The entire book flows well and manages to be an easy read even with the heavy subject matter. It’s so good that I started rereading it the day I finished. It’s been years since I’ve found a book I can connect with, but GRAYALITY has jumped into my top 10 favorite books of any genre. I’d recommend it to anyone who’s ever struggled with their identity or been unfairly judged by society. I’ll be purchasing this book and reading it more than a few times, I’m sure. My only complaint doesn’t pertain to the story itself, but I wish I could have a physical copy in addition to the digital. There are multiple quotable passages of axiomatic wisdom and relatable statements. I found myself highlighting something nearly every chapter. I hope Carey continues to write more books as moving as GRAYALITY. I’ll be waiting to read them.

Goodreads Reader Review

An engaging queer love story of confusion, courage, and self-realization.

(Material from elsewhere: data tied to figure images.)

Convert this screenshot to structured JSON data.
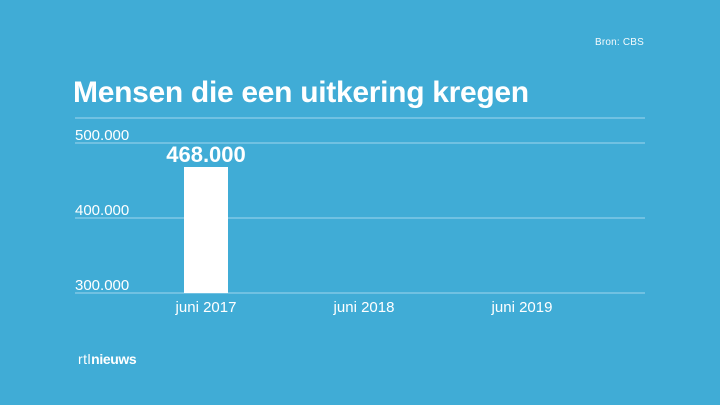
{
  "source": "Bron: CBS",
  "title": "Mensen die een uitkering kregen",
  "logo": {
    "prefix": "rtl",
    "suffix": "nieuws"
  },
  "colors": {
    "background": "#40acd6",
    "bar": "#ffffff",
    "text": "#ffffff",
    "grid": "#9fd6ee"
  },
  "chart_data": {
    "type": "bar",
    "title": "Mensen die een uitkering kregen",
    "categories": [
      "juni 2017",
      "juni 2018",
      "juni 2019"
    ],
    "values": [
      468000,
      null,
      null
    ],
    "data_labels": [
      "468.000",
      "",
      ""
    ],
    "ylim": [
      300000,
      500000
    ],
    "yticks": [
      300000,
      400000,
      500000
    ],
    "ytick_labels": [
      "300.000",
      "400.000",
      "500.000"
    ],
    "xlabel": "",
    "ylabel": "",
    "grid": true
  }
}
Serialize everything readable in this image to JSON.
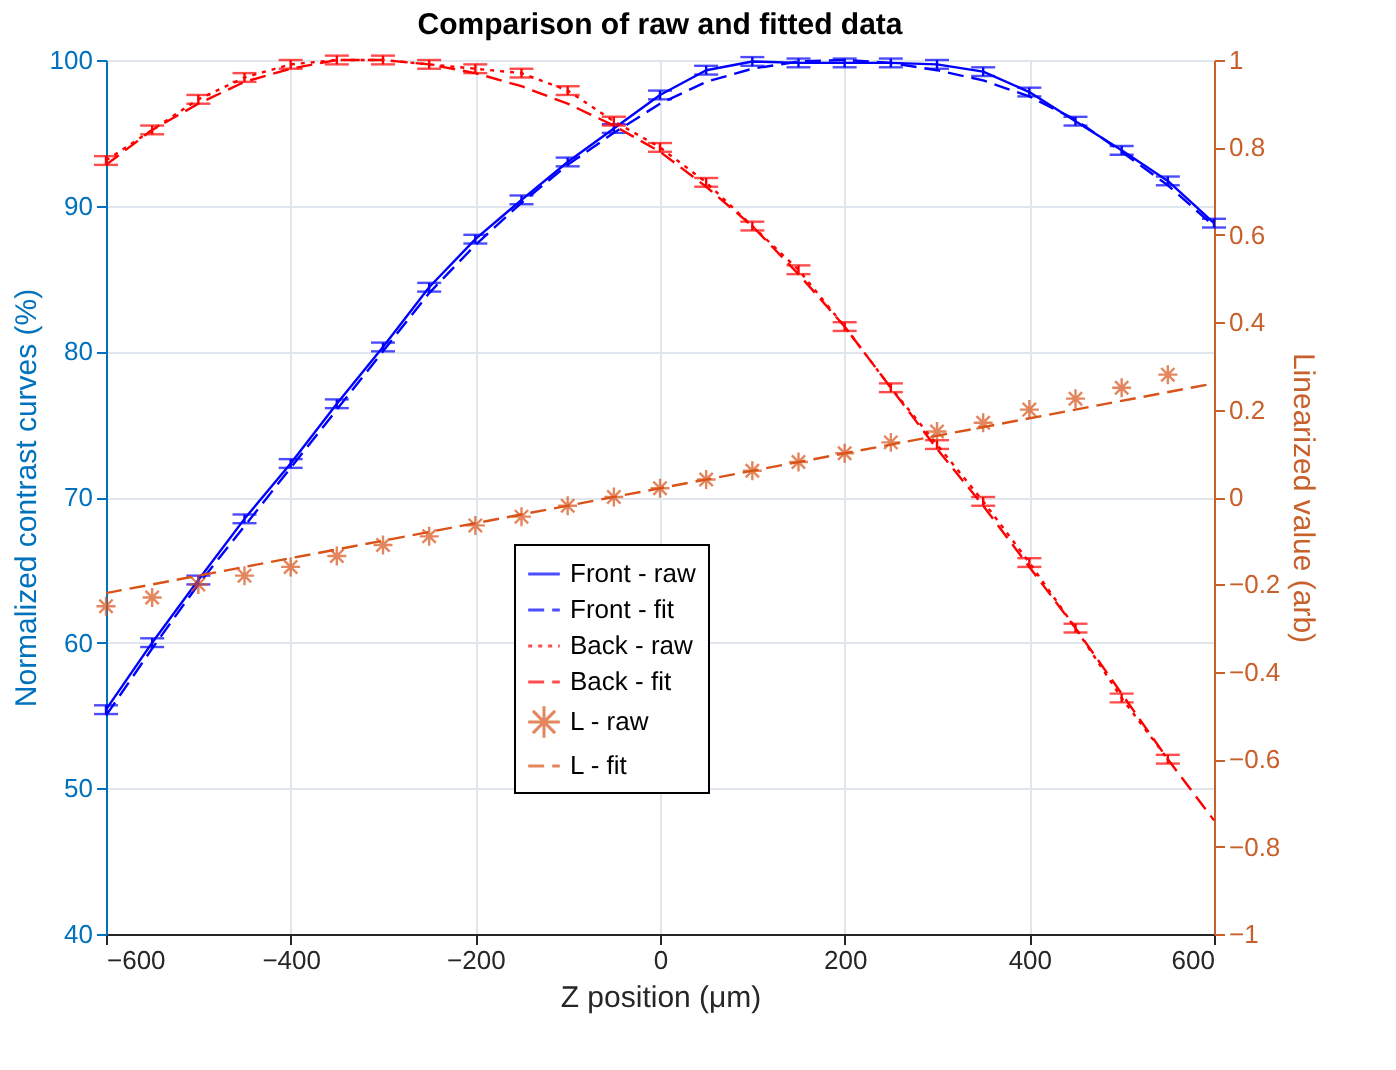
{
  "chart_data": {
    "type": "line",
    "title": "Comparison of raw and fitted data",
    "xlabel": "Z position (μm)",
    "ylabel": "Normalized contrast curves (%)",
    "y2label": "Linearized value (arb)",
    "x": [
      -600,
      -550,
      -500,
      -450,
      -400,
      -350,
      -300,
      -250,
      -200,
      -150,
      -100,
      -50,
      0,
      50,
      100,
      150,
      200,
      250,
      300,
      350,
      400,
      450,
      500,
      550,
      600
    ],
    "xlim": [
      -600,
      600
    ],
    "xticks": [
      -600,
      -400,
      -200,
      0,
      200,
      400,
      600
    ],
    "ylim": [
      40,
      100
    ],
    "yticks": [
      40,
      50,
      60,
      70,
      80,
      90,
      100
    ],
    "y2lim": [
      -1,
      1
    ],
    "y2ticks": [
      -1,
      -0.8,
      -0.6,
      -0.4,
      -0.2,
      0,
      0.2,
      0.4,
      0.6,
      0.8,
      1
    ],
    "grid": true,
    "legend": "bottom",
    "series": [
      {
        "name": "Front - raw",
        "color": "#0000ff",
        "type": "line",
        "line_style": "solid",
        "values": [
          55.4,
          60,
          64.3,
          68.5,
          72.3,
          76.4,
          80.3,
          84.4,
          87.7,
          90.4,
          93,
          95.3,
          97.6,
          99.3,
          99.9,
          99.8,
          99.8,
          99.8,
          99.7,
          99.2,
          97.8,
          95.8,
          93.8,
          91.7,
          88.8
        ],
        "errors": [
          0.3,
          0.3,
          0.3,
          0.3,
          0.3,
          0.3,
          0.3,
          0.3,
          0.3,
          0.3,
          0.3,
          0.3,
          0.3,
          0.3,
          0.3,
          0.3,
          0.3,
          0.3,
          0.3,
          0.3,
          0.3,
          0.3,
          0.3,
          0.3,
          0.3
        ]
      },
      {
        "name": "Front - fit",
        "color": "#0000ff",
        "type": "line",
        "line_style": "dashed",
        "values": [
          55,
          59.6,
          64,
          68,
          72,
          76,
          80,
          84,
          87.3,
          90.2,
          92.8,
          95,
          97,
          98.5,
          99.4,
          99.9,
          100,
          99.8,
          99.3,
          98.6,
          97.5,
          95.9,
          93.7,
          91.4,
          88.6
        ]
      },
      {
        "name": "Back - raw",
        "color": "#ff0000",
        "type": "line",
        "line_style": "dotted",
        "axis": "y2",
        "values": [
          0.77,
          0.84,
          0.91,
          0.96,
          0.99,
          1,
          1,
          0.99,
          0.98,
          0.97,
          0.93,
          0.86,
          0.8,
          0.72,
          0.62,
          0.52,
          0.39,
          0.25,
          0.12,
          -0.01,
          -0.15,
          -0.3,
          -0.46,
          -0.6,
          null
        ],
        "errors": [
          0.01,
          0.01,
          0.01,
          0.01,
          0.01,
          0.01,
          0.01,
          0.01,
          0.01,
          0.01,
          0.01,
          0.01,
          0.01,
          0.01,
          0.01,
          0.01,
          0.01,
          0.01,
          0.01,
          0.01,
          0.01,
          0.01,
          0.01,
          0.01,
          null
        ]
      },
      {
        "name": "Back - fit",
        "color": "#ff0000",
        "type": "line",
        "line_style": "dashed",
        "axis": "y2",
        "values": [
          0.76,
          0.84,
          0.9,
          0.95,
          0.98,
          1,
          1,
          0.99,
          0.97,
          0.94,
          0.9,
          0.85,
          0.79,
          0.71,
          0.62,
          0.51,
          0.39,
          0.25,
          0.11,
          -0.02,
          -0.16,
          -0.3,
          -0.45,
          -0.6,
          -0.74
        ]
      },
      {
        "name": "L - raw",
        "color": "#d95319",
        "type": "scatter",
        "marker": "cross",
        "axis": "y2",
        "values": [
          -0.25,
          -0.23,
          -0.2,
          -0.18,
          -0.16,
          -0.135,
          -0.11,
          -0.09,
          -0.065,
          -0.045,
          -0.02,
          0,
          0.02,
          0.04,
          0.06,
          0.08,
          0.1,
          0.125,
          0.15,
          0.17,
          0.2,
          0.225,
          0.25,
          0.28,
          null
        ]
      },
      {
        "name": "L - fit",
        "color": "#d95319",
        "type": "line",
        "line_style": "dashed",
        "axis": "y2",
        "x": [
          -600,
          600
        ],
        "values": [
          -0.22,
          0.26
        ]
      }
    ]
  }
}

In this romance, a young transgender man negotiates his new identity in hopes of finding self-acceptance and love in Montana. Pate Boone is “twenty-six years old and going nowhere” when he leaves his suburban Georgia home and heads to small-town Montana to stay with his old friend Oakley’s grandmother. Oakley had been Pate’s first lover, back in high school when he was called Patricia, in the days before his transition into his male identity. Oakley and his dad had taken Pate in when his parents rejected him, and the two have remained close friends. When Oakley’s Granny needs help following a double mastectomy, Montana seems like the perfect place for Pate to escape the ghost of Patricia and figure out how to navigate the world in a body that only partly affirms his masculine self. After enrolling in the local college, he is thrilled when his first flirty encounter with a student named Maybelle develops into a real dating relationship. There are only two drawbacks: Maybelle has a violently jealous ex, and she doesn’t know that Pate wasn’t assigned a male gender at birth. Things become even more complicated when the solidly heterosexual Oakley finds himself powerfully attracted to Jody, a proud, gay drag queen, leading him to question if he’s really as straight as he thinks he is. PW recounts this deeply personal narrative from both Pate’s and Oakley’s points of view, flipping back and forth from one to the other as the two protagonists trace their separate but linked journeys of self-discovery. Numerous trans issues, such as Pate’s “years of sacrifice and slaving away to scrape together enough funds to pay for my hormones and, eventually, my top surgery”; the suicidal ideation and depression that are side effects of his testosterone injections; and the multiple complications of being a man with a vagina, are woven into a romantic narrative of young love. Pate’s lack of honesty in his relationship with Maybelle is disturbing, if understandable, but the love stories play out with suspenseful tenderness, and the characters’ struggles to come out as “fully human” are persuasive and poignant.